Extras include a pair of interesting interviews—one with Santana, and the other with his wife Cindy—and a behind-the-scenes featurette that looks at the concert's production. There's also a booklet with a short essay on the performance by Hal Miller along with some photos.
Serious fans of Santana will want to pick this disc up just on the basis of the set list, performance, and audiovisual quality. I have no qualms about recommending this disc to longtime fans. However, there are reasons not to pick this disc up for more casual fans.
Many people likely discovered Santana during his recent resurgence in popularity post-"Smooth." Of course there's nothing wrong with that, but for those who haven't gone back to Santana's groundbreaking recordings of the Sixties and Seventies (or who have gone back and not been impressed), the show's set list will be a little too heavy on the old material. Similarly, old school fans who grew up on those albums like Abraxas and can't stand the new stuff with Rob Thomas and his ilk will likely not be impressed by the newer songs included in the set list. Finally, both groups might be baffled by the inclusion of tracks like "Back in Black," which is given a strange rap-rock treatment here.
Speaking of Rob Thomas, Santana share a problem with many other great guitarists (like Frank Zappa): the lack of a consistent front man or woman. Though that can be a strength—allowing him to collaborate with artists like Rob Thomas on occasion—it can be a weakness for fans who fell in love with the original. On this set, Santana uses a variety of vocalists (usually two men and his wife) to sing his songs.

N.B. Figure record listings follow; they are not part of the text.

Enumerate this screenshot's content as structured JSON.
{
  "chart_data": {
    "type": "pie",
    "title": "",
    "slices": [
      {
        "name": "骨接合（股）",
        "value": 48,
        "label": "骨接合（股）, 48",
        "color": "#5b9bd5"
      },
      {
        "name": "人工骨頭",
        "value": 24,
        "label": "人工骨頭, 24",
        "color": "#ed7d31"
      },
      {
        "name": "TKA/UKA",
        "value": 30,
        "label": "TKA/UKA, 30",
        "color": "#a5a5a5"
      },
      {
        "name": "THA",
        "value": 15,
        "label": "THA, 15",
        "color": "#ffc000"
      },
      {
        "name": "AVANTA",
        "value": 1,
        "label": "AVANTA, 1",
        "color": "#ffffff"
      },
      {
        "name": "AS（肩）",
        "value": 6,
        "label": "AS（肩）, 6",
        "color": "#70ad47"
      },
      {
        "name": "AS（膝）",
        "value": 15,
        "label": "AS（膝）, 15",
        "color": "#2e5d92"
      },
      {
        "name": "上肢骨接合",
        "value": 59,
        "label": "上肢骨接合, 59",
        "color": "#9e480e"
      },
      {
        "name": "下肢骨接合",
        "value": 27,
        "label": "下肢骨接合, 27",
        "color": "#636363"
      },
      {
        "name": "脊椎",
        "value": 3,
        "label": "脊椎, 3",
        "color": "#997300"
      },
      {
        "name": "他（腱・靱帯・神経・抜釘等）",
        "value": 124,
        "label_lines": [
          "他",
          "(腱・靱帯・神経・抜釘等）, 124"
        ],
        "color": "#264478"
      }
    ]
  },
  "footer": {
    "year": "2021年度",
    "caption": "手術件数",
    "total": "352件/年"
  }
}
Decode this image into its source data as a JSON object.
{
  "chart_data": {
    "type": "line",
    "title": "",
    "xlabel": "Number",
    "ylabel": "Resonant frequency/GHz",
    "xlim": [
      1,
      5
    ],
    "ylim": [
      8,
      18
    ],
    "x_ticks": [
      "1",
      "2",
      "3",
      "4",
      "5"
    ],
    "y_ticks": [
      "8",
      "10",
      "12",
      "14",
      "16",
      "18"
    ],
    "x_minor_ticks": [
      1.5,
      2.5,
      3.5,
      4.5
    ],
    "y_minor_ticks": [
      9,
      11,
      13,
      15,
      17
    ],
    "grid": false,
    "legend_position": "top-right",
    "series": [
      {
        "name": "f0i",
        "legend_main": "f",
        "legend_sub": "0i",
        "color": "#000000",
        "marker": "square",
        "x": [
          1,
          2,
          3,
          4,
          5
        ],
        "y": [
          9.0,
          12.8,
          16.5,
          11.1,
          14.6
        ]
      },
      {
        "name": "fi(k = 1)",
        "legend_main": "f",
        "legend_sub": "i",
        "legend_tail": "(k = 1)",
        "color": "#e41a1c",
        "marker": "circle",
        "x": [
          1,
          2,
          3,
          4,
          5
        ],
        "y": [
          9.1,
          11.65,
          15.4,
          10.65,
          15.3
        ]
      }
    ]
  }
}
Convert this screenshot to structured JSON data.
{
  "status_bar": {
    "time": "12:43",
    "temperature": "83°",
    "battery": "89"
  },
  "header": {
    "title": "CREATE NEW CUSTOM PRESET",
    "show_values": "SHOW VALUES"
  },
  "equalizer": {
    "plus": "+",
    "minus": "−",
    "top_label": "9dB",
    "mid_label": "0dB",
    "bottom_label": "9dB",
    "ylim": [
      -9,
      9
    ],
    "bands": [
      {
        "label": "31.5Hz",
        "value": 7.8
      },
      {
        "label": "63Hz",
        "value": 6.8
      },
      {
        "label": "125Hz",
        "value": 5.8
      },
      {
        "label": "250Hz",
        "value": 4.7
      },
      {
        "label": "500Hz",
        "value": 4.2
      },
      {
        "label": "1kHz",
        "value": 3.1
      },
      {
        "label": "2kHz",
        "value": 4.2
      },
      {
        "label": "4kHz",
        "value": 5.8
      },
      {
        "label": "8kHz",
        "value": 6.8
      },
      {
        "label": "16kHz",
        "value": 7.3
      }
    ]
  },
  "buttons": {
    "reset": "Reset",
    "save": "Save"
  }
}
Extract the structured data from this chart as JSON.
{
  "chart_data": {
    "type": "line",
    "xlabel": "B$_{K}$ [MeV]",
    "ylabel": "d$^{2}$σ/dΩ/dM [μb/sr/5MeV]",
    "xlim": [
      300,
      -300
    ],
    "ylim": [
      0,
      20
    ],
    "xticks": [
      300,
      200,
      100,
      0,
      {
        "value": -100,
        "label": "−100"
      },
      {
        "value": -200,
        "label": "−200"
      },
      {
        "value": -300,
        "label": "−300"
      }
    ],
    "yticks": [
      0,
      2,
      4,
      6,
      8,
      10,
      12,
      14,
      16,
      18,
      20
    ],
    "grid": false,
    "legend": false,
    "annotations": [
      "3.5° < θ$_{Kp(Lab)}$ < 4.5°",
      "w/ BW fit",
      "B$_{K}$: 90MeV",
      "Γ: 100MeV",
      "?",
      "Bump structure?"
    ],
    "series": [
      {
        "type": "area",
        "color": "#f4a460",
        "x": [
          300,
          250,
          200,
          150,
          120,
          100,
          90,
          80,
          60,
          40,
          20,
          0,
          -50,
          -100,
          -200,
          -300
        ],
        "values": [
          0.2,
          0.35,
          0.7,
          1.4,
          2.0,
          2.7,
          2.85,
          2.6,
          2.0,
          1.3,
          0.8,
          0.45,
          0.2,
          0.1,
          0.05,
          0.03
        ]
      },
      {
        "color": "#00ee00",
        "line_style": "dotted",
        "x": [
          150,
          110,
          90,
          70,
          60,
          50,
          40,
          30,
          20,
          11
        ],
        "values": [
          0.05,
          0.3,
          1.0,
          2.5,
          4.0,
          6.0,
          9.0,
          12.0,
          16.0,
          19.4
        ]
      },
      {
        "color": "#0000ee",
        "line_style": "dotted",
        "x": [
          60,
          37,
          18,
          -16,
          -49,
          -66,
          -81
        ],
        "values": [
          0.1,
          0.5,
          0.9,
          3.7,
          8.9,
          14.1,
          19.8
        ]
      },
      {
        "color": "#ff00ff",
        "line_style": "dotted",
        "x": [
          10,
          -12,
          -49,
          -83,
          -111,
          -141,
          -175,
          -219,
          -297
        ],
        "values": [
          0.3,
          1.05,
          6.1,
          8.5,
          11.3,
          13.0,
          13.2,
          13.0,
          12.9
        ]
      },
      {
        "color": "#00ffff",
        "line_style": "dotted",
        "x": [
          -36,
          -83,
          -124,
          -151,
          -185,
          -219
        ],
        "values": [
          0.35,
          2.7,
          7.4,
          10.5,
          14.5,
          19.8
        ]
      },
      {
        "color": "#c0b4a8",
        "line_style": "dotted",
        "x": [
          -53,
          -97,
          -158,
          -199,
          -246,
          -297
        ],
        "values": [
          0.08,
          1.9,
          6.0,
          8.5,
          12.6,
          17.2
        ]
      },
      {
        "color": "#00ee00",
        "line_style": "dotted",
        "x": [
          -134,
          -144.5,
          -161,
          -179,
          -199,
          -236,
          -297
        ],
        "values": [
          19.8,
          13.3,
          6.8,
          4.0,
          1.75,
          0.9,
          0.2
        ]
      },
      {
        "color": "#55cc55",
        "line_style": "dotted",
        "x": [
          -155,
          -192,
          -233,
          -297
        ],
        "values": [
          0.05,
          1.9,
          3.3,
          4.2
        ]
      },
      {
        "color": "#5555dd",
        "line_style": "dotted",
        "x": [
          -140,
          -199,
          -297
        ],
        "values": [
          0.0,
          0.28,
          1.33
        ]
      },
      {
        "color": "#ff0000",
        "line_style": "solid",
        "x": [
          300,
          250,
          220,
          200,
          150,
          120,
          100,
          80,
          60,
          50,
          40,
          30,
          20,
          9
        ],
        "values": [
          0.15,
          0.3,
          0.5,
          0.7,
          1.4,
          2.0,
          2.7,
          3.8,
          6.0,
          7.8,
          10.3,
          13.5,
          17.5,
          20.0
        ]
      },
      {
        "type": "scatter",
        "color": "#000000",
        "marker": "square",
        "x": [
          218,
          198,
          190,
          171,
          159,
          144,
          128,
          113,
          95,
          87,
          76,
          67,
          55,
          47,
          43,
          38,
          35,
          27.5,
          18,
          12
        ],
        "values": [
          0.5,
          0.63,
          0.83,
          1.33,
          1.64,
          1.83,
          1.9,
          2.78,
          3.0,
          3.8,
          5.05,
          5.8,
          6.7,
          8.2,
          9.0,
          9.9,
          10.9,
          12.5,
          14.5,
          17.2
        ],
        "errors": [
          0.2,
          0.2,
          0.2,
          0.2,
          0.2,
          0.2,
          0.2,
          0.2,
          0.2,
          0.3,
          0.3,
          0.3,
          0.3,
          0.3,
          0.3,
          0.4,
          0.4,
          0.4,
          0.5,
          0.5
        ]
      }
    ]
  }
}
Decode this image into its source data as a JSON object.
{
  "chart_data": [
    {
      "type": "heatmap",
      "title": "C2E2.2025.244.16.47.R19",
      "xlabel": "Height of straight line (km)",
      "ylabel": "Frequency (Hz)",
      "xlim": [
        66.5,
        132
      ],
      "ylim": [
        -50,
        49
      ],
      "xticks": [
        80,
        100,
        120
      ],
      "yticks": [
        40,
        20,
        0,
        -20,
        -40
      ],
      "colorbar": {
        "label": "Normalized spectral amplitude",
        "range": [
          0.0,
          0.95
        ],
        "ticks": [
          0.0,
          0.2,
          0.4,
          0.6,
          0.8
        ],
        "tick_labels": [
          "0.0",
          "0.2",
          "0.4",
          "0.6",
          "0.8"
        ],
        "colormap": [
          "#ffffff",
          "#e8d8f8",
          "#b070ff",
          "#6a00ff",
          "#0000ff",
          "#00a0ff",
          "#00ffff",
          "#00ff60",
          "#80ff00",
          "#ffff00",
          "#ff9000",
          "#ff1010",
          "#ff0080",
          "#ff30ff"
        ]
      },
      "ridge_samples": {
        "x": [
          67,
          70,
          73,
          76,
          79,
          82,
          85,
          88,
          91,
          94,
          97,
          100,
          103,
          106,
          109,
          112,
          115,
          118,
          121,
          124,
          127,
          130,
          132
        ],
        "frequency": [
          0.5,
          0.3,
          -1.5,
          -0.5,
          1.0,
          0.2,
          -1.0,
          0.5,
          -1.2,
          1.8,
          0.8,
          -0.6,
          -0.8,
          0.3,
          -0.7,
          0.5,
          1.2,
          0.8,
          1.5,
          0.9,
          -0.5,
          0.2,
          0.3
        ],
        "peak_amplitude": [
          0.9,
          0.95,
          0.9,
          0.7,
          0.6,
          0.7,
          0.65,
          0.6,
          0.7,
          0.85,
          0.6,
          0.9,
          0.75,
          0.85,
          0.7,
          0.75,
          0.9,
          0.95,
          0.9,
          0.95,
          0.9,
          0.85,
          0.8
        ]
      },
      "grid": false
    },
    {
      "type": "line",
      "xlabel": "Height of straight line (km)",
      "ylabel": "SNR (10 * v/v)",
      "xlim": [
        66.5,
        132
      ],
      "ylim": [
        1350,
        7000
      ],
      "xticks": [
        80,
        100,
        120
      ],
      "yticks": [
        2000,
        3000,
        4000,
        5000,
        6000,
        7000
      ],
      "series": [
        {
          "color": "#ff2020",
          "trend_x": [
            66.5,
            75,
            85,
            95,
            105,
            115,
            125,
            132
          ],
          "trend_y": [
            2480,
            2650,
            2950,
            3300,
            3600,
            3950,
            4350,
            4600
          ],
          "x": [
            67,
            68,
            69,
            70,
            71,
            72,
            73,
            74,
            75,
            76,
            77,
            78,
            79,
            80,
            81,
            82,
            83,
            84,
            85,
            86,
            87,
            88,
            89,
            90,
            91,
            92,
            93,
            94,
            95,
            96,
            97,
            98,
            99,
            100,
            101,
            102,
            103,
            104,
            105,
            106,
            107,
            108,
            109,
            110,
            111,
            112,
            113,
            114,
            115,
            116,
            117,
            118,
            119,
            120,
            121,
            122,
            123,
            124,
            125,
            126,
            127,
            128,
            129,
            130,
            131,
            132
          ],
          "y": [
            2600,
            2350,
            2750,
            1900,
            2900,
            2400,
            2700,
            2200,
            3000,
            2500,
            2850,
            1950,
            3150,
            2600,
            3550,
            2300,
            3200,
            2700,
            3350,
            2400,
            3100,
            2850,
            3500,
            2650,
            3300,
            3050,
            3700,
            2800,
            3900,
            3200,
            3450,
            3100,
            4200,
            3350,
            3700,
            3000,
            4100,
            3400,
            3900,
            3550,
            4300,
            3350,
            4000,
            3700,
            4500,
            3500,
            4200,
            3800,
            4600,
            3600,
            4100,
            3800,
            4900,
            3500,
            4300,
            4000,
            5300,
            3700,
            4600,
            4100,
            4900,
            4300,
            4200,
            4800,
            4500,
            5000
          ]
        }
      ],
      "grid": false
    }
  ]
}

Those obsessed with Rob Thomas' vocals on smooth will likely not appreciate their interpretation here, and the same goes for older tracks as well, like "Black Magic Woman." None of the vocal interpretations are bad enough to be dealbreakers, but the absence of the original singers might cause some to be disappointed.
Santana: Live at Montreux 2011 is a solid documentary of a top-flight performance from one of rock's most respected guitarists. The set list makes sense, the performers bring their A-game, and this Blu-ray offers crystal clear sound and video. With only a few quibbles, this set is heartily recommended to those who love Santana.